I used to scoff at my roommates who had bad dreams as the result of the books they read before bed, and then I read The Road and dreamt I was in Portland, arguing with my ex boyfriend/BFFOMGZ on a train platform. "The world has ended," I said, "You don't need to buy a train ticket!" We were both wearing backpacks, the kind bike-riding serious hikers have, that tower over your head and hangs far past your butt. In the Real World I'd topple over but in Dream World I was kicking major ass with my backpack, which had camping knives and pots, and maps, and some random tools. Our families were okay but we were joined by several annoying friends who totally brought us down in our quest to escape and save the city. Which had sky scrapers. Portland doesn't have sky scrapers!
This dream would have been awesome, if it hadn't followed reading The Road, and wasn't two months after the most AWESOME apocalyptic dream of all time.
Following no books, movies, or discussions (which occur often between Biscuit and myself), I dreamt that The King and I set out in his car to go on some vague errands. We had to return in the late afternoon because, "my mother was making a casserole." This is your tip that things have gone awry as Winifred, while a master in the kitchen, is not Mrs. Cleaver and does not make casseroles in a dress. In fact, she doesn't wear dresses at all, but in Dream World she was wearing a dress, with heels, and making a casserole.
Around 3 p.m. we had to pull over because the road was full of zombies. We knew we had to get home, ("Captain, we need to get to Mom! She made a casserole! What if she's in danger?!") and we took miscellaneous items from the path to get home. I think at one point we both weld an axe. As a spoiled suburbanite turned almost-city dweller, I've never held or swung an axe. I mean, please. There was also some trashcan lids, tree branches, and boots. We swung boots and defeated zombies. I am serious. Eventually the Army came over the hill, and some people ran away because they thought, you know, the Army would take care of it.
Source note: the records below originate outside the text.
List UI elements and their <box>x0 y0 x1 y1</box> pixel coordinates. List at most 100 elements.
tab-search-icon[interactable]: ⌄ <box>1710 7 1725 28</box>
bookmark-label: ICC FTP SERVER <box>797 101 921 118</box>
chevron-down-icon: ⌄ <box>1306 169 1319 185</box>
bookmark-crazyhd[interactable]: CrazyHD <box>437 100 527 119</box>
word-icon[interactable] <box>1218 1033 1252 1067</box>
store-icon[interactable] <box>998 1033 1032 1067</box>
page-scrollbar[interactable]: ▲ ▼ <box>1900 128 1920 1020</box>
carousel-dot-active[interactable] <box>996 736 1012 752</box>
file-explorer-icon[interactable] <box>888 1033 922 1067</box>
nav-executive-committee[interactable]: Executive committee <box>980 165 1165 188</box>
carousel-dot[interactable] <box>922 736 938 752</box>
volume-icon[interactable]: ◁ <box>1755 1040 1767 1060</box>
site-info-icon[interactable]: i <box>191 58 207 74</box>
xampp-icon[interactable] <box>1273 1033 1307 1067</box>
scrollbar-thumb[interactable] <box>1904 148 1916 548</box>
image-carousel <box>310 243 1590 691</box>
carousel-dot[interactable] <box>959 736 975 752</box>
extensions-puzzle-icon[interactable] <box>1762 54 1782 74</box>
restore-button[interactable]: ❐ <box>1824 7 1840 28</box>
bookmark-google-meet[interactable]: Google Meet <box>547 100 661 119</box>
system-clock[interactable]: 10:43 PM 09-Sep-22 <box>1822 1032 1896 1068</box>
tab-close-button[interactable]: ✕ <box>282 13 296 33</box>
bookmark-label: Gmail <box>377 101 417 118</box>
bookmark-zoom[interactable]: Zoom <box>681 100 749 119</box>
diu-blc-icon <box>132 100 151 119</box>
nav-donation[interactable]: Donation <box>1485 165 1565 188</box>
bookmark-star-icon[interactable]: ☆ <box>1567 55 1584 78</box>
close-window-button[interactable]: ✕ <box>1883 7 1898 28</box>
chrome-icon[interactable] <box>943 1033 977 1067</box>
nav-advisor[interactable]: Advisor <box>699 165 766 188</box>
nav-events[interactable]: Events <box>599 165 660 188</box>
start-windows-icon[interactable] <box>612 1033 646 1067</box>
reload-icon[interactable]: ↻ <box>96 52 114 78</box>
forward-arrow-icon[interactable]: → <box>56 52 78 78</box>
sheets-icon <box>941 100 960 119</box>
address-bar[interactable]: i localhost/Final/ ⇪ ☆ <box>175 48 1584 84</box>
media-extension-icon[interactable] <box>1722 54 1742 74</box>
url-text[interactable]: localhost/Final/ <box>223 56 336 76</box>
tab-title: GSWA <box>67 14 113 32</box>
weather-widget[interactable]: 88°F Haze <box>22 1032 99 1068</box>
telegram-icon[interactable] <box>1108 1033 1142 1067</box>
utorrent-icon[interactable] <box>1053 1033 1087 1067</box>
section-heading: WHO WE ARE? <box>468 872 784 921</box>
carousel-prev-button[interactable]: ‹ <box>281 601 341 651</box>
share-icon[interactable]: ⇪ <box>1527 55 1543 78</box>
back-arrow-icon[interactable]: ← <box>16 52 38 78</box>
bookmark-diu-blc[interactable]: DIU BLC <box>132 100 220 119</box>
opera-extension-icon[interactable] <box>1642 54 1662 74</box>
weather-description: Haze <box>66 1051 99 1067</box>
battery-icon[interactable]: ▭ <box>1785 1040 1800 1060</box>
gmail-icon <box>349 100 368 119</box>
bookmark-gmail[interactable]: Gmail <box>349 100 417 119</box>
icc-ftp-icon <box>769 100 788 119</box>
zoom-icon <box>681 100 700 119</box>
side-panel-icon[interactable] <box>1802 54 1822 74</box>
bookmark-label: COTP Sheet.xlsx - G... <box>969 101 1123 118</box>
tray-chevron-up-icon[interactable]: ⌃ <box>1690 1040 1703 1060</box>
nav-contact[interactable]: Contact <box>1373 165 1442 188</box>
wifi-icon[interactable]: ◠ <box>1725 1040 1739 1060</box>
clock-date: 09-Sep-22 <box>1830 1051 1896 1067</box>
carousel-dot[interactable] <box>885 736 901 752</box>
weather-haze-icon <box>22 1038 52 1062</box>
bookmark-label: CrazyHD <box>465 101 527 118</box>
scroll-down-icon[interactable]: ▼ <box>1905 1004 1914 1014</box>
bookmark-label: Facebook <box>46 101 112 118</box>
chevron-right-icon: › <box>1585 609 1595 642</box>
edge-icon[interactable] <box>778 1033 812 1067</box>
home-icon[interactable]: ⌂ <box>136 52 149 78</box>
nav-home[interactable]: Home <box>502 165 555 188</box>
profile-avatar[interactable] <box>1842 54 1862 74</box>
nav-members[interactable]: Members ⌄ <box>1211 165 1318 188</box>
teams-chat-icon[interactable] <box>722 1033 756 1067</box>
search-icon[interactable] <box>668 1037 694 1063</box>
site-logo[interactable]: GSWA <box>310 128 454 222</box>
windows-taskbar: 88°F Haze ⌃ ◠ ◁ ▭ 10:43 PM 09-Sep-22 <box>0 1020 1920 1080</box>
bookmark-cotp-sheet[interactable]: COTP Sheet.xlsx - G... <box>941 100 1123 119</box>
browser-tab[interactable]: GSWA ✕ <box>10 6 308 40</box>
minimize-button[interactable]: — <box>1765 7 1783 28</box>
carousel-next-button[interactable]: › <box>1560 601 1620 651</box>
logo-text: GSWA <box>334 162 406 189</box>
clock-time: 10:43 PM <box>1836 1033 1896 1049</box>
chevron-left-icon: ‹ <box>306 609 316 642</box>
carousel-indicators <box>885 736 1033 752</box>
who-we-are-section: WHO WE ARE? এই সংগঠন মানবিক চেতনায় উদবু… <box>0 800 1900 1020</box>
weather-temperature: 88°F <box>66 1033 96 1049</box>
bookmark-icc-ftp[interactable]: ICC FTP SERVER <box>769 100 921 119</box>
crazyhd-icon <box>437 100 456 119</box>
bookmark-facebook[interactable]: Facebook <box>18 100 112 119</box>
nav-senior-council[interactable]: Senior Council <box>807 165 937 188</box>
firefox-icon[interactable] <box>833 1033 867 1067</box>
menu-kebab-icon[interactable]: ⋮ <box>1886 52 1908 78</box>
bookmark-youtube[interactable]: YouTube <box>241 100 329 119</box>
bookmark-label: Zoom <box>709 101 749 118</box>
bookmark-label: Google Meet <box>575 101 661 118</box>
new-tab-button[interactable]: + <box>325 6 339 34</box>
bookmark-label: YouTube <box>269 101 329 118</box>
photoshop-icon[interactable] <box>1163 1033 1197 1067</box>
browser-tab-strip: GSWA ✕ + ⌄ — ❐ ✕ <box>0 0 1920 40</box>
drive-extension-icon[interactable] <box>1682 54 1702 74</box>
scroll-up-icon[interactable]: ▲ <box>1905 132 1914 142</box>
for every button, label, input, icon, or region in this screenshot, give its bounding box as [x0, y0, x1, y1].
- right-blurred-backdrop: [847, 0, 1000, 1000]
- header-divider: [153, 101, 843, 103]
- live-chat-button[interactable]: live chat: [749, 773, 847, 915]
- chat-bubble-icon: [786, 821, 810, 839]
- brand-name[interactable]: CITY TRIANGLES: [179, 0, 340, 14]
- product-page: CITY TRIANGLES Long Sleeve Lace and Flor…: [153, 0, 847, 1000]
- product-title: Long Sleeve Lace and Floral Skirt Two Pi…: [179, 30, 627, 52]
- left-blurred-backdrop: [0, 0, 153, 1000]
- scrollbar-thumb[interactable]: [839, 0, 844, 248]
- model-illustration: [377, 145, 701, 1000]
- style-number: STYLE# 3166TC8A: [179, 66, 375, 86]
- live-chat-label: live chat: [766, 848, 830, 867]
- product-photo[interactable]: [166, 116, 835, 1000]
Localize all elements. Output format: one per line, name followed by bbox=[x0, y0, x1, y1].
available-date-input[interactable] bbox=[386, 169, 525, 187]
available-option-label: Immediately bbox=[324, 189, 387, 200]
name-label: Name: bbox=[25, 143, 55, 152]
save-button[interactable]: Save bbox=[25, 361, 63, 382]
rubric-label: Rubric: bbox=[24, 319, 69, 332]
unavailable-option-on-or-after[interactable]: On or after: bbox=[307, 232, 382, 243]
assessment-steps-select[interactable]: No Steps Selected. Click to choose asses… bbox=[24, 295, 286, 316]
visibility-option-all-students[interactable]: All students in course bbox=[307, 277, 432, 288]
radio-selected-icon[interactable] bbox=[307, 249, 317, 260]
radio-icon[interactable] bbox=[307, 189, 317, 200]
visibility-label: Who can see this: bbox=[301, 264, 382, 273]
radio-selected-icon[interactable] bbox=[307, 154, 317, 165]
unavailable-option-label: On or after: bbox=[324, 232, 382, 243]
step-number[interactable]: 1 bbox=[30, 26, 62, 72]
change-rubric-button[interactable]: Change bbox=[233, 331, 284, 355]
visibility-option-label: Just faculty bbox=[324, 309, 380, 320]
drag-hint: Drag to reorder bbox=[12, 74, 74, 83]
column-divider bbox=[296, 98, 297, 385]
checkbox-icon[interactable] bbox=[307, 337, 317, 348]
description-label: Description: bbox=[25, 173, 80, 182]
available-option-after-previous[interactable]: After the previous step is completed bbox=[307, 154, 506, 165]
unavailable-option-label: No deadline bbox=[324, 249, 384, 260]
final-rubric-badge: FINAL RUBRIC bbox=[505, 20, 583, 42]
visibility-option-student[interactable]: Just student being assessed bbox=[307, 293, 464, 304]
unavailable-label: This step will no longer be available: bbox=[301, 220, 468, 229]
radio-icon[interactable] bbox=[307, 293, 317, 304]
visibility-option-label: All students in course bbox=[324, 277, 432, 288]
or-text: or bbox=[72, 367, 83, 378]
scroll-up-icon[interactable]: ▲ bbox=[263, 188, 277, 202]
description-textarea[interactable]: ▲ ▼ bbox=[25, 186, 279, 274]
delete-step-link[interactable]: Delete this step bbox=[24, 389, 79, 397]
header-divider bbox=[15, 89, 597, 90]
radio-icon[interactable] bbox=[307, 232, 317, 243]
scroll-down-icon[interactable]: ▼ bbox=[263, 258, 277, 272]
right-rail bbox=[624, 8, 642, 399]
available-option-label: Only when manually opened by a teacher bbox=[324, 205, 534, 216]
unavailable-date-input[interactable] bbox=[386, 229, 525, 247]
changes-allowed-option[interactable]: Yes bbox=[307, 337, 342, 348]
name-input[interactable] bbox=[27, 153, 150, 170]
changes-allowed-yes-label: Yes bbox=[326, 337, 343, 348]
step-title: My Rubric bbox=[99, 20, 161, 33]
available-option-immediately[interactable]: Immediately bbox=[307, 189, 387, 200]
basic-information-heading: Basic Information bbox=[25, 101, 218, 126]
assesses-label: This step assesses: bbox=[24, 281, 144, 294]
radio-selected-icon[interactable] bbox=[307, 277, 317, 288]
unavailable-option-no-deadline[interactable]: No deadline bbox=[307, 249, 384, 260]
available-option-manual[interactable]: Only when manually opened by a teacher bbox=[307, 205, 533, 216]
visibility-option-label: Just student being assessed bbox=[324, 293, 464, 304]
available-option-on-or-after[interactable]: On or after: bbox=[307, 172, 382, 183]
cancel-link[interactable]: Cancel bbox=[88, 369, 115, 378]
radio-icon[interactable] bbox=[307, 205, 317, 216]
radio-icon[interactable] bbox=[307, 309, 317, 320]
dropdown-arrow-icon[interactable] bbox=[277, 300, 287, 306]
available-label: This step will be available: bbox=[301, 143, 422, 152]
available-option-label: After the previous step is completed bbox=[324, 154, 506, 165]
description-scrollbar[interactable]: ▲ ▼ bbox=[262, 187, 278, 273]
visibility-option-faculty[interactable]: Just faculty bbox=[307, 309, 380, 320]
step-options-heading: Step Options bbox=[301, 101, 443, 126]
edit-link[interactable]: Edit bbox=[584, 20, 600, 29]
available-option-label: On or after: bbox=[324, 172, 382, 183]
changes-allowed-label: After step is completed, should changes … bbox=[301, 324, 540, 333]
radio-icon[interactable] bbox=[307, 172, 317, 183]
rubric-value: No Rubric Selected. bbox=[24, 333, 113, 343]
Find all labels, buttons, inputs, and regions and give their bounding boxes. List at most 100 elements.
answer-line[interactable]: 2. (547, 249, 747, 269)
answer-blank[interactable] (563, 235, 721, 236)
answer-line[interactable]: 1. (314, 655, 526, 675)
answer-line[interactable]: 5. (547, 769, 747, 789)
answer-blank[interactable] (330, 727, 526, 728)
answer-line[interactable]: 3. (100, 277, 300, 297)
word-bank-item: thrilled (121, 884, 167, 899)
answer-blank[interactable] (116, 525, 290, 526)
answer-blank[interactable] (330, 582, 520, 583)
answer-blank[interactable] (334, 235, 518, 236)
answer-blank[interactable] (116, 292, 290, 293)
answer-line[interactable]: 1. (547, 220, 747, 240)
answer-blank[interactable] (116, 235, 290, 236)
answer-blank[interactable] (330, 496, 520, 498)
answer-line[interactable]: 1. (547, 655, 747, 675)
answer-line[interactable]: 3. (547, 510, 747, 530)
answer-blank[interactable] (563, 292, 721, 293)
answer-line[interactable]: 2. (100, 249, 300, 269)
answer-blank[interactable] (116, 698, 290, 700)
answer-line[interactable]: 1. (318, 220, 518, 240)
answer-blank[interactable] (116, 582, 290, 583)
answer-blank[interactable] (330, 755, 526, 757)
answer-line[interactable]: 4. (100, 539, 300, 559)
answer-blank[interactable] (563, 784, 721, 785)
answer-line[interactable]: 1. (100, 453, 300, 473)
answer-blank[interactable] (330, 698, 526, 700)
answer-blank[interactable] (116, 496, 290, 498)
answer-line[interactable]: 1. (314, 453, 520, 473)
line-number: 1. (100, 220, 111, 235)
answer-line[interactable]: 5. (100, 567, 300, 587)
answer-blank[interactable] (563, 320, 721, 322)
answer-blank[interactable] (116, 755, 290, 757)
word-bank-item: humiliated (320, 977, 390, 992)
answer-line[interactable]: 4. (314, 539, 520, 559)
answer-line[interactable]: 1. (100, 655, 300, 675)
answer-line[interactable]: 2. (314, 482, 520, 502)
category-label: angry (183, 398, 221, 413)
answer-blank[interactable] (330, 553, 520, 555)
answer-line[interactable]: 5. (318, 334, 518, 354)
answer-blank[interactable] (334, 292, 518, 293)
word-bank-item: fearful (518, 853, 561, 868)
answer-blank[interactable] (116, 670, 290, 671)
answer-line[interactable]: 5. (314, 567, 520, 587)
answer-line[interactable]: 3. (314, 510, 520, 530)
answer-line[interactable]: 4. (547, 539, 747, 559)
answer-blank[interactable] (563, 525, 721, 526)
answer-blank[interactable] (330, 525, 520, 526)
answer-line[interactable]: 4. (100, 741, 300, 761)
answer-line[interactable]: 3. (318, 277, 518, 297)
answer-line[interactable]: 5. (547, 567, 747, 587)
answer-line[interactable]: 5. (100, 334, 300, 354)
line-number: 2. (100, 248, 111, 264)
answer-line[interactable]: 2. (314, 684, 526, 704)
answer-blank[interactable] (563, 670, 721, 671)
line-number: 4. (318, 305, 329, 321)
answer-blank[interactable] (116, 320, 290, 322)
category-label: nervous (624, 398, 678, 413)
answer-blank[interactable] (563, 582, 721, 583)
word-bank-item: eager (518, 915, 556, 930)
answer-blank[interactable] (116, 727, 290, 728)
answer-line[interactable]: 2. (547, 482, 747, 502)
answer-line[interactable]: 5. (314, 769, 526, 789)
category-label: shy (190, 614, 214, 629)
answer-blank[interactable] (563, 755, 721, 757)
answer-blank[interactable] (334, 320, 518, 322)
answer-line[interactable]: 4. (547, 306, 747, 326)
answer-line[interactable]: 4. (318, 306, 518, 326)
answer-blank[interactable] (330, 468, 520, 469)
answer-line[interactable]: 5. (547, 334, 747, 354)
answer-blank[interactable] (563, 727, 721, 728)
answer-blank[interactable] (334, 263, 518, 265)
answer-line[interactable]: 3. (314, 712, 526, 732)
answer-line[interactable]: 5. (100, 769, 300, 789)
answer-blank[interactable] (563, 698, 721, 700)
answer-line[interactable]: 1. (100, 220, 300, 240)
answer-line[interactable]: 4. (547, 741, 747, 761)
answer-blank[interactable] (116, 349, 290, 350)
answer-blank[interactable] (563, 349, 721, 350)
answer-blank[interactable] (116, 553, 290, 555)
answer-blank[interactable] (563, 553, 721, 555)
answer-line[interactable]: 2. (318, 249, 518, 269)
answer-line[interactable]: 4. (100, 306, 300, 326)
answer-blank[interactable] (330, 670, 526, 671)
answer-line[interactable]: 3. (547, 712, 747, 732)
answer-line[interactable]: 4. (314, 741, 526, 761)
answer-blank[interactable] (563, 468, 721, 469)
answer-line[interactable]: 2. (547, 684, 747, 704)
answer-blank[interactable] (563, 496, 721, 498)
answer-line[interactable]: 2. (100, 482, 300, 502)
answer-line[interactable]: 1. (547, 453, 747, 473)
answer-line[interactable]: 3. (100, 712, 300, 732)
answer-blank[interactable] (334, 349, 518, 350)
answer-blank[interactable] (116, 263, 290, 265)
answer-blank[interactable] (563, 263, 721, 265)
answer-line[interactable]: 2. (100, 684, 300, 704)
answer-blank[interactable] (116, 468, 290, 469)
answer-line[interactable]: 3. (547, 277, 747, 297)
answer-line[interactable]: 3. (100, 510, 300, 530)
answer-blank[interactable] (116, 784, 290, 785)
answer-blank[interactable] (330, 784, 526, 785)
The King and I groaned as Major Jerkface was of little help at all. Eventually we had fought the several miles home, clearing a path, making it easier for the Army, and made it home.
Where Winifred had finished her casserole and taken her oven rack and hit a zombie upside the head. She was tapping her foot as she scolded its body for getting in her business, who did he think he was?
The King and I were embarrassed then that we rushed home.
And then we got in her car and drove to the movies. Afterall, we'd done all the hard work, it was time for a reward.